Determine the specific heat of lead, knowing that lead weighing 100 g at a temperature of 100 degrees

Determine the specific heat of lead, knowing that lead weighing 100 g at a temperature of 100 degrees is immersed in an aluminum calorimeter weighing 40 g, containing 240 g of water at a temperature of 15 degrees, then a temperature of 16 degrees is set in the calorimeter.

Given: m1 (lead) = 100 g (0.1 kg); t1 (initial temperature of lead) = 100 ºС; m2 (calorimeter) = 40 g (0.04 kg); m3 (water) = 240 g (0.24 kg); t2 (initial temperature of the calorimeter, water) = 15 ºС; t3 (set temp.) = 16 ° C.

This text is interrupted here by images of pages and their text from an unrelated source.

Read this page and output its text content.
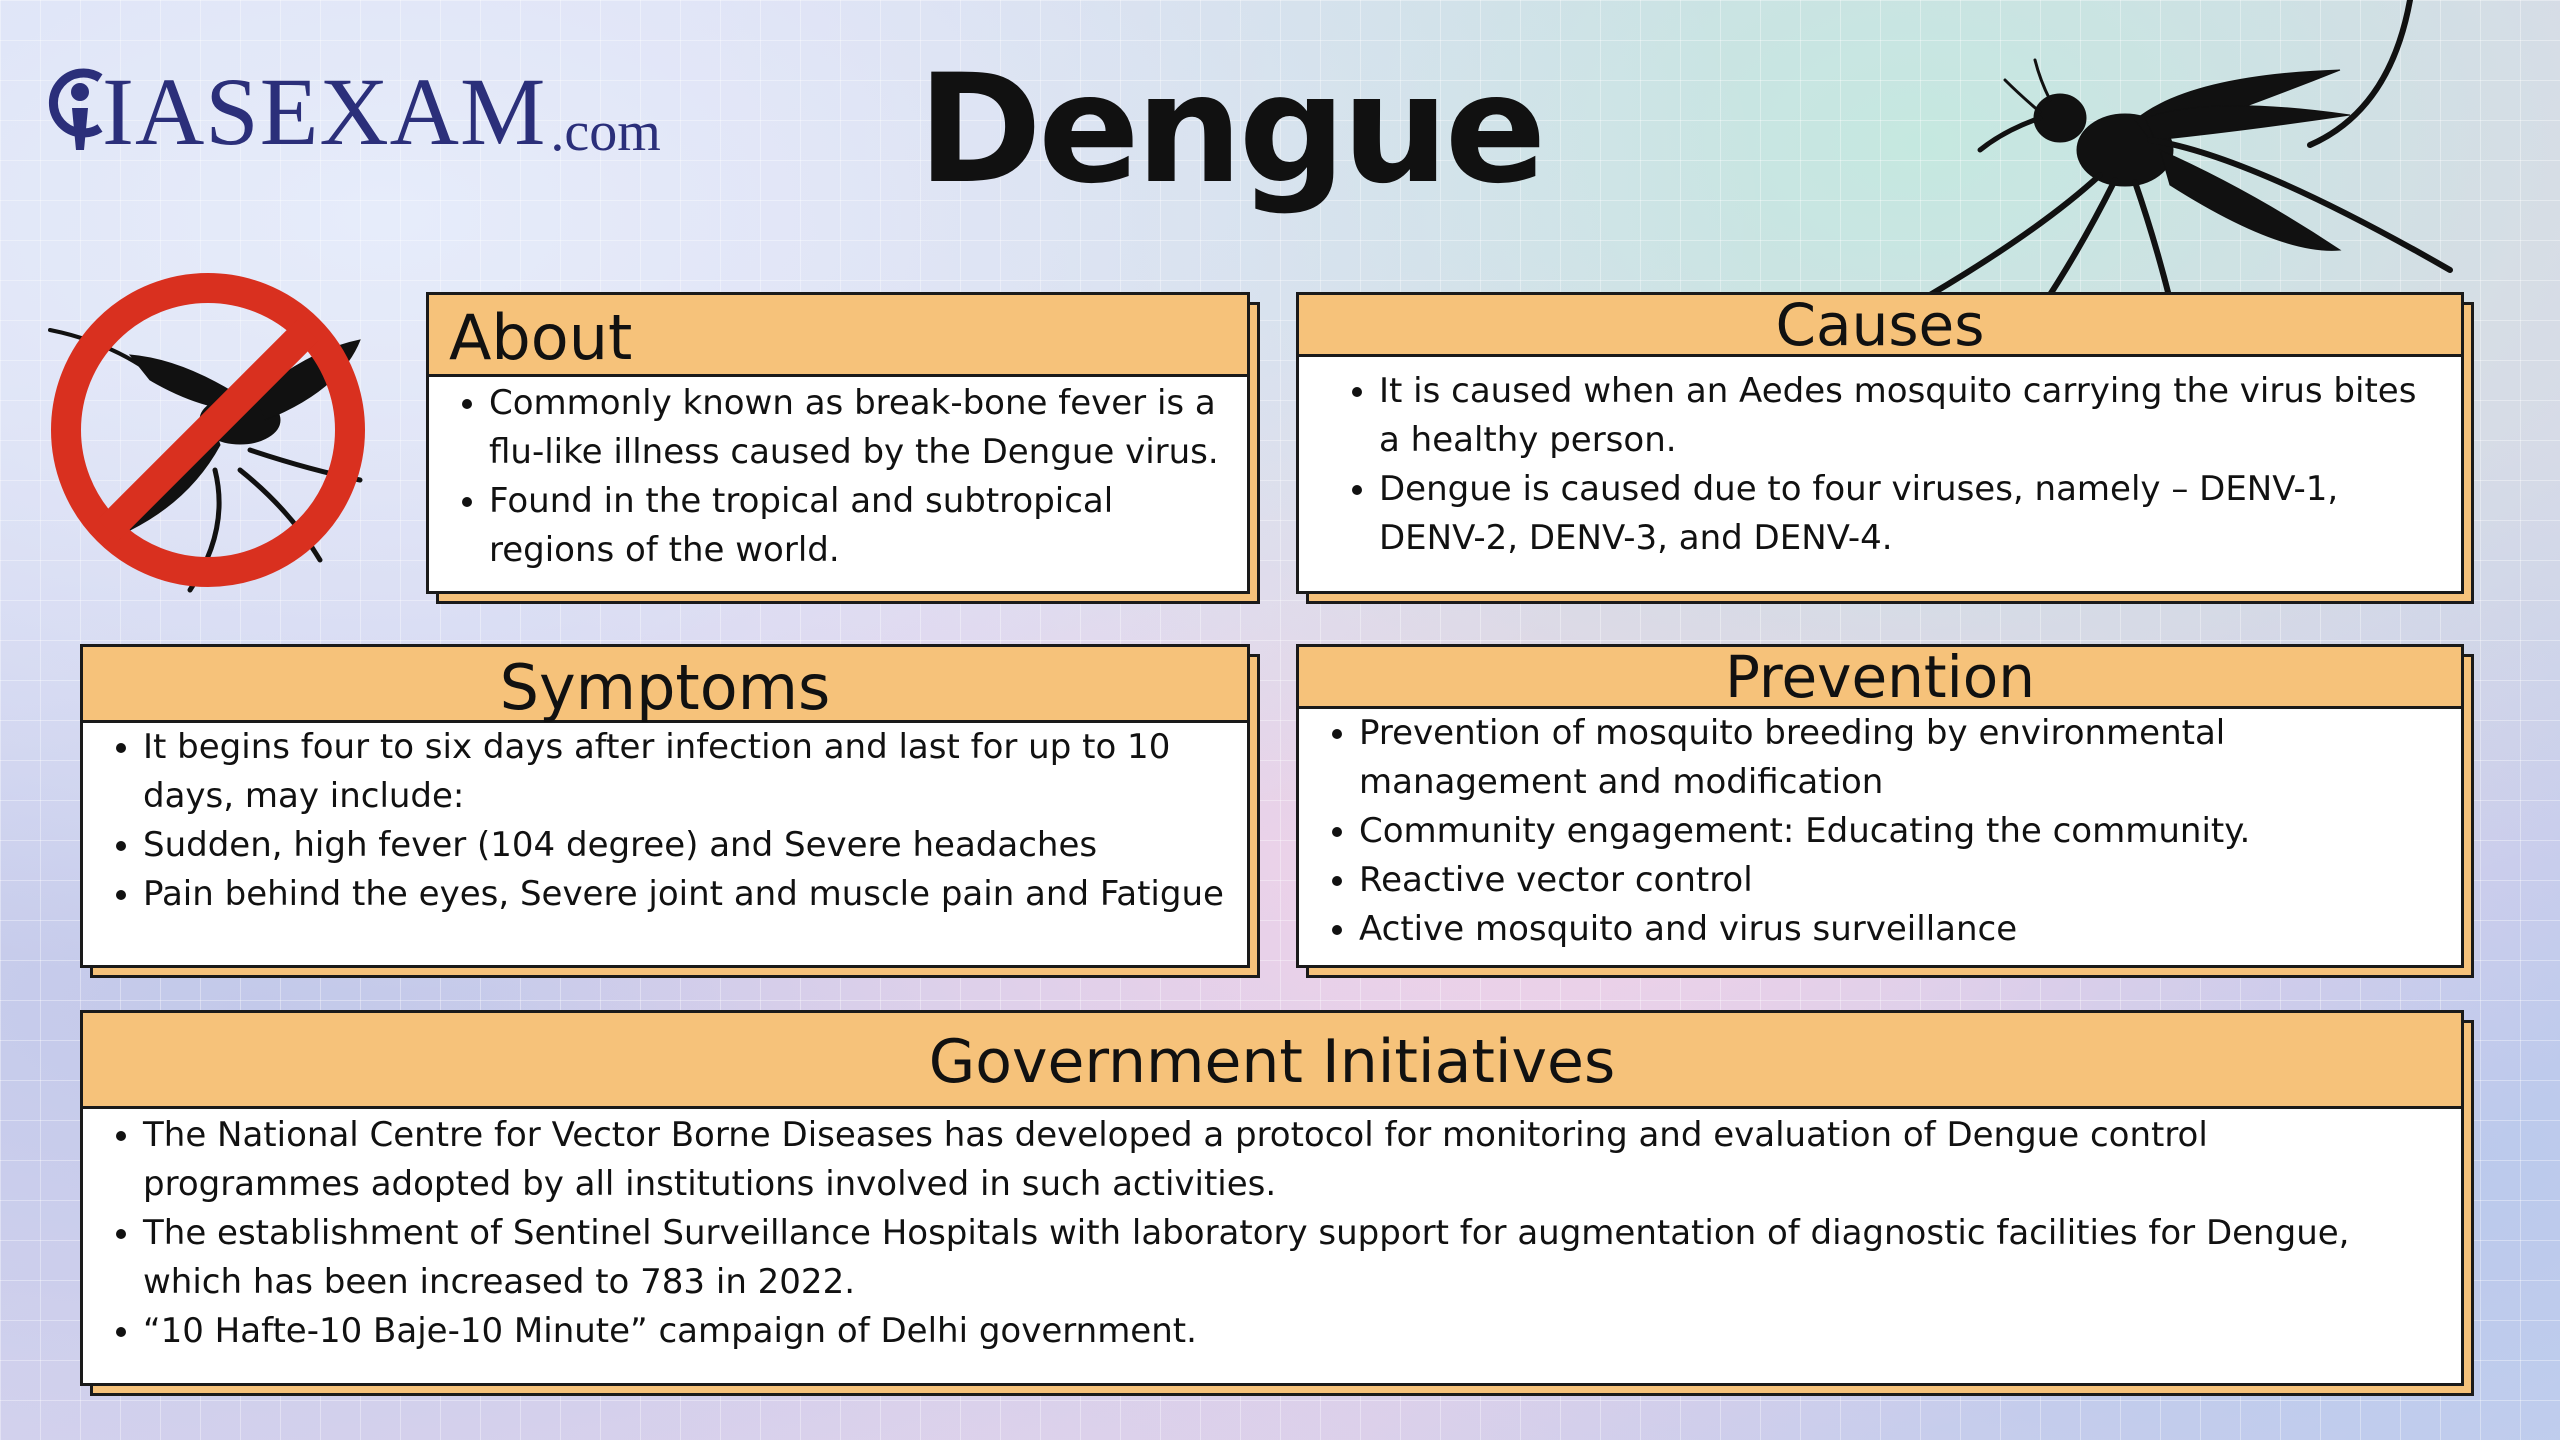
IASEXAM .com Dengue
About
• Commonly known as break-bone fever is a flu-like illness caused by the Dengue virus.
• Found in the tropical and subtropical regions of the world.
Causes
• It is caused when an Aedes mosquito carrying the virus bites a healthy person.
• Dengue is caused due to four viruses, namely – DENV-1, DENV-2, DENV-3, and DENV-4.
Symptoms
• It begins four to six days after infection and last for up to 10 days, may include:
• Sudden, high fever (104 degree) and Severe headaches
• Pain behind the eyes, Severe joint and muscle pain and Fatigue
Prevention
• Prevention of mosquito breeding by environmental management and modification
• Community engagement: Educating the community.
• Reactive vector control
• Active mosquito and virus surveillance
Government Initiatives
• The National Centre for Vector Borne Diseases has developed a protocol for monitoring and evaluation of Dengue control programmes adopted by all institutions involved in such activities.
• The establishment of Sentinel Surveillance Hospitals with laboratory support for augmentation of diagnostic facilities for Dengue, which has been increased to 783 in 2022.
• “10 Hafte-10 Baje-10 Minute” campaign of Delhi government.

Constants: С2 (aluminum) = 920 J / (kg * ºС); C3 (water) = 4200 J / (kg * ºС).

Expression: C1 * m1 * (t1 – t3) = (C2 * m2 + C3 * m3) * (t3 – t2), whence C1 = (C2 * m2 + C3 * m3) * (t3 – t2) / (m1 * (t1 – t3)).

Calculation: C1 = (920 * 0.04 + 4200 * 0.24) * (16 – 15) / (0.1 * (100 – 16)) = 124.38 J / (kg * ºС).